Spatiotemporal analysis of the molecular interaction between PICK1 and PKC.

PICK1 is a protein which was initially identified as a protein kinase Calpha (alphaPKC) binding protein using the yeast two-hybrid system. In addition to alphaPKC, the PICK1 complex binds to and regulates various transmembrane proteins including receptors and transporters. However, it has not been clarified when and where PICK1 binds to alphaPKC. We examined the spatio-temporal interaction of PICK1 and PKC using live imaging techniques and showed that the activated alphaPKC binds to PICK1 and transports it to the plasma membrane. Although the membrane translocation of PICK1 requires the activation of alphaPKC, PICK1 is retained on the membrane even after PKC moves back to the cytosol. These results suggest that the interaction between alphaPKC and PICK1 is transient and may not be necessary for the regulation of receptors/transporters by PICK1 or by alphaPKC on the membrane.

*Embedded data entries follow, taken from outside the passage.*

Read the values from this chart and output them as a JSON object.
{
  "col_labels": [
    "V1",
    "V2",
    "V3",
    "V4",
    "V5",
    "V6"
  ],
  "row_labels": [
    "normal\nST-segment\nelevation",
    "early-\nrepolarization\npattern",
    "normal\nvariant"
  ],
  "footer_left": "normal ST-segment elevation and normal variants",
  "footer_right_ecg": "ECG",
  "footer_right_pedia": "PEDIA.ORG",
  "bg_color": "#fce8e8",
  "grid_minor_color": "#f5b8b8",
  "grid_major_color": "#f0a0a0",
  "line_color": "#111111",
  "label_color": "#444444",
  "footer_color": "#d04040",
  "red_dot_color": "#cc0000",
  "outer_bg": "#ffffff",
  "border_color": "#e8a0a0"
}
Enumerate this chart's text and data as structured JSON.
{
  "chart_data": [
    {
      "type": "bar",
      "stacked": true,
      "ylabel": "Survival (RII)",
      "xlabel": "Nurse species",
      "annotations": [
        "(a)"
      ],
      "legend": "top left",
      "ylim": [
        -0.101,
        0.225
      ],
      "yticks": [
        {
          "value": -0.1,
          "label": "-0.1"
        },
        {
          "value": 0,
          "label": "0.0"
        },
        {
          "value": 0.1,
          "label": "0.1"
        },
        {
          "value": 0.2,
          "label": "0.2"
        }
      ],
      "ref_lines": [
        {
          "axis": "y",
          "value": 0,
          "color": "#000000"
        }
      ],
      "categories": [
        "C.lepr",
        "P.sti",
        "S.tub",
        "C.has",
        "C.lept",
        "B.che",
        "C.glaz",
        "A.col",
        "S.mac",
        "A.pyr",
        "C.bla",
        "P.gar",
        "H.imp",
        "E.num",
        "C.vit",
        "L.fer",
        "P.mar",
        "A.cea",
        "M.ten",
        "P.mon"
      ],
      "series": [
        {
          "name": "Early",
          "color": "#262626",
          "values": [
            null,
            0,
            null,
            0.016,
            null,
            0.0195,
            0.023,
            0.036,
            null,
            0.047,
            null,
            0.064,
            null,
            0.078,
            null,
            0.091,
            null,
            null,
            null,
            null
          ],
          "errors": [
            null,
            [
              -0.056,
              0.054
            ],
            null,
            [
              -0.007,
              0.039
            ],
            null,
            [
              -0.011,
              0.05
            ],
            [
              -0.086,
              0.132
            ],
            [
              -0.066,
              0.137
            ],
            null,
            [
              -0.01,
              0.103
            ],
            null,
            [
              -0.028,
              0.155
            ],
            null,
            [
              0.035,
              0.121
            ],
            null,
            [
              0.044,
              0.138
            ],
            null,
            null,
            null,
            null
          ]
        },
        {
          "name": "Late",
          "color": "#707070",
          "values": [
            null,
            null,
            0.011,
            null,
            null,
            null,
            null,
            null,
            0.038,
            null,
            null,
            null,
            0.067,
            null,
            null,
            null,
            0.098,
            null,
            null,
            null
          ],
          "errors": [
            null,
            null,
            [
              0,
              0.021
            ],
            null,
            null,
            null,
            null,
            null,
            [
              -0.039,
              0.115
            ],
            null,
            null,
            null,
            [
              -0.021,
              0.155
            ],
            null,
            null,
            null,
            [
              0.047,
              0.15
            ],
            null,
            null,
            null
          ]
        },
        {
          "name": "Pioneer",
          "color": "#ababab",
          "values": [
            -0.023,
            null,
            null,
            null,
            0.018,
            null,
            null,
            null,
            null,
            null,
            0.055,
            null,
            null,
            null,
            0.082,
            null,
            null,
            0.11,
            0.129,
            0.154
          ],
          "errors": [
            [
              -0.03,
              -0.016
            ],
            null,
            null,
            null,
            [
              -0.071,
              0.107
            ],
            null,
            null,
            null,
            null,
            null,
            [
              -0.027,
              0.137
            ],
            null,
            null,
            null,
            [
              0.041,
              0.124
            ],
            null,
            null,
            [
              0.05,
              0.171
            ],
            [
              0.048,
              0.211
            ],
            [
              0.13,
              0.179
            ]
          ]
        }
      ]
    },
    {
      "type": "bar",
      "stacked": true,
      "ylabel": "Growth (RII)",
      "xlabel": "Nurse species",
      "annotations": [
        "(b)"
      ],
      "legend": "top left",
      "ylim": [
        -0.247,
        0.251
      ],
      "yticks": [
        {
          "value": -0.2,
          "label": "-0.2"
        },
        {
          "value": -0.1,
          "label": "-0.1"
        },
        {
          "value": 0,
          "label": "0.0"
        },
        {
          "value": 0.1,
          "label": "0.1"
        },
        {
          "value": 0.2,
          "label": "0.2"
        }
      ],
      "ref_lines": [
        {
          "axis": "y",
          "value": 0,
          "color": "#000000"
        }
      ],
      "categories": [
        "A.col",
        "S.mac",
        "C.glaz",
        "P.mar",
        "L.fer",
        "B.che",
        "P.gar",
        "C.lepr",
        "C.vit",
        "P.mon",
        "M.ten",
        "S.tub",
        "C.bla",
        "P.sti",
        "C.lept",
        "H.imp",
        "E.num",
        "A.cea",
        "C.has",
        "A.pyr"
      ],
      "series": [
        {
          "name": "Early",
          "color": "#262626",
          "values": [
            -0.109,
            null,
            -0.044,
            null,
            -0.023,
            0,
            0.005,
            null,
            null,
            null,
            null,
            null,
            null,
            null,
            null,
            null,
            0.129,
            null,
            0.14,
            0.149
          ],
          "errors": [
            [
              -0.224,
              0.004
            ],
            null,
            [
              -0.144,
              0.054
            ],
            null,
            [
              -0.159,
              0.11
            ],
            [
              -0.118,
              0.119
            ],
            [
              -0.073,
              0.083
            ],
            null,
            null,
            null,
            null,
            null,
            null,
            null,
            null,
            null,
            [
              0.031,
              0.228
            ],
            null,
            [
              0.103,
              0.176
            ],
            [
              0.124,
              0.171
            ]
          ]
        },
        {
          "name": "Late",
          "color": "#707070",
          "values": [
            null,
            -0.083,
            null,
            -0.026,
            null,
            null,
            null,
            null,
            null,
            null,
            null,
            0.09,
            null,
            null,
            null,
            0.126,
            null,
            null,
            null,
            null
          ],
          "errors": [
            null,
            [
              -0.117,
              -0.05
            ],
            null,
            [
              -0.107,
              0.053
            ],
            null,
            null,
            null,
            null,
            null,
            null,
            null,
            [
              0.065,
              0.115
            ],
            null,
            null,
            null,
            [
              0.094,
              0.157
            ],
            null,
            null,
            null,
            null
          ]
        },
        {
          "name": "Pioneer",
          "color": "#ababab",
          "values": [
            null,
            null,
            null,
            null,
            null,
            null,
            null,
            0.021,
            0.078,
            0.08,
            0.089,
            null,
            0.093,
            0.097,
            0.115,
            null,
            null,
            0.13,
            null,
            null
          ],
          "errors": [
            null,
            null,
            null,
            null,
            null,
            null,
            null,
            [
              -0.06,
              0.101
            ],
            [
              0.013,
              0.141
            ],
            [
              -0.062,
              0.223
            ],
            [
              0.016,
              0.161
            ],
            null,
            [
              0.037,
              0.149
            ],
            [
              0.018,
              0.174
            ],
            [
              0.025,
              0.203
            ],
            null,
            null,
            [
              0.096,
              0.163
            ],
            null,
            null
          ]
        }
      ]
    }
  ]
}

Propagation of gammaPKC translocation along the dendrites of Purkinje cell in gammaPKC-GFP transgenic mice.

To elucidate spatial and temporal profiles of the protein kinase C (PKC) activation in relation to neuronal functions including synaptic plasticity, we tried to detect PKC translocation in living brain slices. We first developed brain region-specific and inducible gammaPKC-GFP transgenic mice using a tetracycline (tet)-regulated system. In the transgenic mice, the expression of gammaPKC-GFP was region-specifically regulated by the promoter and abolished by the administration of doxycycline. Cerebellar slices from the mice were utilized for intracellular recording and fluorescence imaging of gammaPKC-GFP in Purkinje cells. GFP fluorescence was uniformly distributed from soma to dendritic arbor. When mGluR agonists were applied, the intensity was transiently increased at the edge of the dendrite and concomitantly decreased in the cytoplasm, indicating that gammaPKC translocated to the plasma membrane. This transient change in the pattern of GFP fluorescence simultaneously occurred throughout the Purkinje cell dendrites by agonist stimulation. Translocation of gammaPKC-GFP was also induced by electrical stimulation of parallel fibres. However, the event was not restricted at the distal dendrites, propagated forwardly along the dendritic tree and reached to the proximal trunk close to the soma. Time course of the propagation was slower than the electrical signal and Ca(2+) waves and faster than conveying molecules through microtubules. The present results indicate that PKC signals activated locally by parallel fibre input could propagate to the soma through dendrites in living Purkinje neurones. The findings may provide us with a new insight for understanding molecular mechanisms of the synaptic plasticity including cerebellar long-term depression.